Der Kläger, ein Sportschütze und Waffensammler, hatte argumentiert, die Gebühr sei rechtswidrig, da das Waffengesetz des Bundes die Kommunen nicht zur deren Erhebung ermächtige. Zudem habe er die Überprüfung weder veranlasst noch liege sie in seinem Interesse.
Dem Gericht zufolge knüpft die Waffenkontrolle "wegen der besonderen Gefährlichkeit des Waffenbesitzes allein an den Waffenbesitz als solchen an". Mit dem Kauf einer Waffe sei die zuständige Behörde auch ohne besondere Genehmigung seitens des Besitzers zur Überprüfung berechtigt, erläuterte eine Gerichtssprecherin.
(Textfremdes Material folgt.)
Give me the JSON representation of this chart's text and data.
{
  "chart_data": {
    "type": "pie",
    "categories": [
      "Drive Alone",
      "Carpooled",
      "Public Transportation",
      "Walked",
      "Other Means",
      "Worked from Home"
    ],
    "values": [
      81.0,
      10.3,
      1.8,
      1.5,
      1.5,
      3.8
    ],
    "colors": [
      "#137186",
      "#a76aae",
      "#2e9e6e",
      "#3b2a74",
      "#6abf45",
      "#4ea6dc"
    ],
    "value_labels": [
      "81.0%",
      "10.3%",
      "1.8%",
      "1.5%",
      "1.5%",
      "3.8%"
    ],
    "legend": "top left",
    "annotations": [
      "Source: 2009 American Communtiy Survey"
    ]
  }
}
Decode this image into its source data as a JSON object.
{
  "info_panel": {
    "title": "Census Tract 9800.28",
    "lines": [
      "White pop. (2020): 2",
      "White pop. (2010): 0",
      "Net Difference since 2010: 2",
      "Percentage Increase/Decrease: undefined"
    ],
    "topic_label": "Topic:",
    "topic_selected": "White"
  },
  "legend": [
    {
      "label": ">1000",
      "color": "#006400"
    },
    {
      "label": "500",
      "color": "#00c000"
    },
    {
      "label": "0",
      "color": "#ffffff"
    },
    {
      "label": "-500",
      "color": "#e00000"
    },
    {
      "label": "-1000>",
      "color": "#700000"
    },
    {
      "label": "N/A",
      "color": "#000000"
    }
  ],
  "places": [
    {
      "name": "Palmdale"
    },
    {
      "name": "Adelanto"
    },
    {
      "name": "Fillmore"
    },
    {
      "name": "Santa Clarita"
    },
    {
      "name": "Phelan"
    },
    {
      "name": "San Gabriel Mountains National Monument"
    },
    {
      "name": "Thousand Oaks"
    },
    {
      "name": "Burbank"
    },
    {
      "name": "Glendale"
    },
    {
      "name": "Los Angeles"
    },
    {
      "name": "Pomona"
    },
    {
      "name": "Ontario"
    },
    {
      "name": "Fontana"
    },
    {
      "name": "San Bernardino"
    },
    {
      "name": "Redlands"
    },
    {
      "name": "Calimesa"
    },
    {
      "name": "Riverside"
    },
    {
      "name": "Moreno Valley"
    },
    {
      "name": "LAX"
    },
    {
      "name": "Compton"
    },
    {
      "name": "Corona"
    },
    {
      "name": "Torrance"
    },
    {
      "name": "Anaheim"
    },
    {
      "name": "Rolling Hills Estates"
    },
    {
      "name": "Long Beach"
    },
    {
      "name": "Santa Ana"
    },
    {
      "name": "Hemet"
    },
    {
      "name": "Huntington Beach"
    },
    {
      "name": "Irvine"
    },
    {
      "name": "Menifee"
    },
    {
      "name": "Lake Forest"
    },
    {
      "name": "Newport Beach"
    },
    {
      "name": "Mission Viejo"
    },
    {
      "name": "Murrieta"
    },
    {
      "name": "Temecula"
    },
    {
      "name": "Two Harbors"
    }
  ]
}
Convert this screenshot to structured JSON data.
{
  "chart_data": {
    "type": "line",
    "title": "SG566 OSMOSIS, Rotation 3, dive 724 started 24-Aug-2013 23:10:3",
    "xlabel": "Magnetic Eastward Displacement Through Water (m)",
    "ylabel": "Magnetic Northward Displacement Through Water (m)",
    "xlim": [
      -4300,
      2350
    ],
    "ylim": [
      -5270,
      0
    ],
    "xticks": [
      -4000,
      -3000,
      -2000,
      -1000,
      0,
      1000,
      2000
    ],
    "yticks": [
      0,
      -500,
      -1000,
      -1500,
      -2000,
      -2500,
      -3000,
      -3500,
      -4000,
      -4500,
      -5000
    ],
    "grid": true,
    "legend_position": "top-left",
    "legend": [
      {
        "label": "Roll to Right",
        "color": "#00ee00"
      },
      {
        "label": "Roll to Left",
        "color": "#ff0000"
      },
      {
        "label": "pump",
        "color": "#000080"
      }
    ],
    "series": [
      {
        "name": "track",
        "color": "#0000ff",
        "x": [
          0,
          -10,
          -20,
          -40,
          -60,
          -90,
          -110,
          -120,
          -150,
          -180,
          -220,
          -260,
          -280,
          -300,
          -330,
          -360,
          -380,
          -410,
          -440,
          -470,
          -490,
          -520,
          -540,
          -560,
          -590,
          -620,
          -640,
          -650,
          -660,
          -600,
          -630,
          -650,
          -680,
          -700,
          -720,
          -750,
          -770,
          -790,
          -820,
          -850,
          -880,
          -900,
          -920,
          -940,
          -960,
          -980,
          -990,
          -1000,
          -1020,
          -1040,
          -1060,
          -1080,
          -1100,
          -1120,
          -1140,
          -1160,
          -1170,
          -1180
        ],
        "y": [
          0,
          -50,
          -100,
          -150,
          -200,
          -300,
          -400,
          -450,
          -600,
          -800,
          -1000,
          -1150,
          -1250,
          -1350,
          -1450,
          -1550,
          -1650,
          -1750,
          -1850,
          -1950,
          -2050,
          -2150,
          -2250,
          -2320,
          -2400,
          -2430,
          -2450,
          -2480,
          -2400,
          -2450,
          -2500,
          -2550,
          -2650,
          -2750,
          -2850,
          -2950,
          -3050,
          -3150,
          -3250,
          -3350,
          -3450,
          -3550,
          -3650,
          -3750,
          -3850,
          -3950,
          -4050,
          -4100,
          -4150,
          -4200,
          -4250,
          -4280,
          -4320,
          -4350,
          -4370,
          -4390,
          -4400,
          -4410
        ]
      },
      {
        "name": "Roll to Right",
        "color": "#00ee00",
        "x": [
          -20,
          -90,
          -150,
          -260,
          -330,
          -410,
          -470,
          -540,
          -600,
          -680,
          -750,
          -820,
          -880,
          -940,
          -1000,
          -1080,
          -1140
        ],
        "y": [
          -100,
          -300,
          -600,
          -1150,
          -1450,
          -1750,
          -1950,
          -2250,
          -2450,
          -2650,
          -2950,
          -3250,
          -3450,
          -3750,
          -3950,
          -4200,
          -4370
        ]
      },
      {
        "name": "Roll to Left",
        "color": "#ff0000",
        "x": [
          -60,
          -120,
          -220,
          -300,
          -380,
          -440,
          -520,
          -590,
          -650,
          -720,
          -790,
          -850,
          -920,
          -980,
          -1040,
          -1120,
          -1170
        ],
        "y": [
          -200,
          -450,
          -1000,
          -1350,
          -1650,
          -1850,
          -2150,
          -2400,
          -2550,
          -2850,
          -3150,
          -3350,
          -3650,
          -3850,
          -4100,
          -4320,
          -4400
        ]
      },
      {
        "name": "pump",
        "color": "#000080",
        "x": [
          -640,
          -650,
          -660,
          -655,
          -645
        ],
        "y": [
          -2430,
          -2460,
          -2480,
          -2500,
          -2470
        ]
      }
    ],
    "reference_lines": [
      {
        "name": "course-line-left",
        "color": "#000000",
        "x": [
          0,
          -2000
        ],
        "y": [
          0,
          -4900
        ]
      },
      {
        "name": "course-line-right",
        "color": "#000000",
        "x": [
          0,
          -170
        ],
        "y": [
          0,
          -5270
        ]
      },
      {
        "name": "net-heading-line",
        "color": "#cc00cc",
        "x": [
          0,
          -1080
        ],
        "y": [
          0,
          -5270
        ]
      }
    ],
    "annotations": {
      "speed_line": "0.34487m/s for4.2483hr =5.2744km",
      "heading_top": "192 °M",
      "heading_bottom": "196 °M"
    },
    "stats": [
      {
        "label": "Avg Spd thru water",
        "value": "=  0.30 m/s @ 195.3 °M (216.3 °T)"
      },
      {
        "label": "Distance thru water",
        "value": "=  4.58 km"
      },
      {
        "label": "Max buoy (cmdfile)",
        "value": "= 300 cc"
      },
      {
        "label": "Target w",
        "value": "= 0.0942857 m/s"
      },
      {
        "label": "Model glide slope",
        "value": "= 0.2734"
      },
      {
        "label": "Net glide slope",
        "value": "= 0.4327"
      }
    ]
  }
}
Das Gebührenrecht ist demnach Länderkompetenz. Im Südwesten können einem Gesetz zufolge die Gemeinden als untere Verwaltungsbehörde Tatbestände und Höhe der Gebühren per Satzungen festlegen.
Gegen das Urteil kann die Berufung nur beim baden-württembergischen Verwaltungsgerichtshof beantragt werden.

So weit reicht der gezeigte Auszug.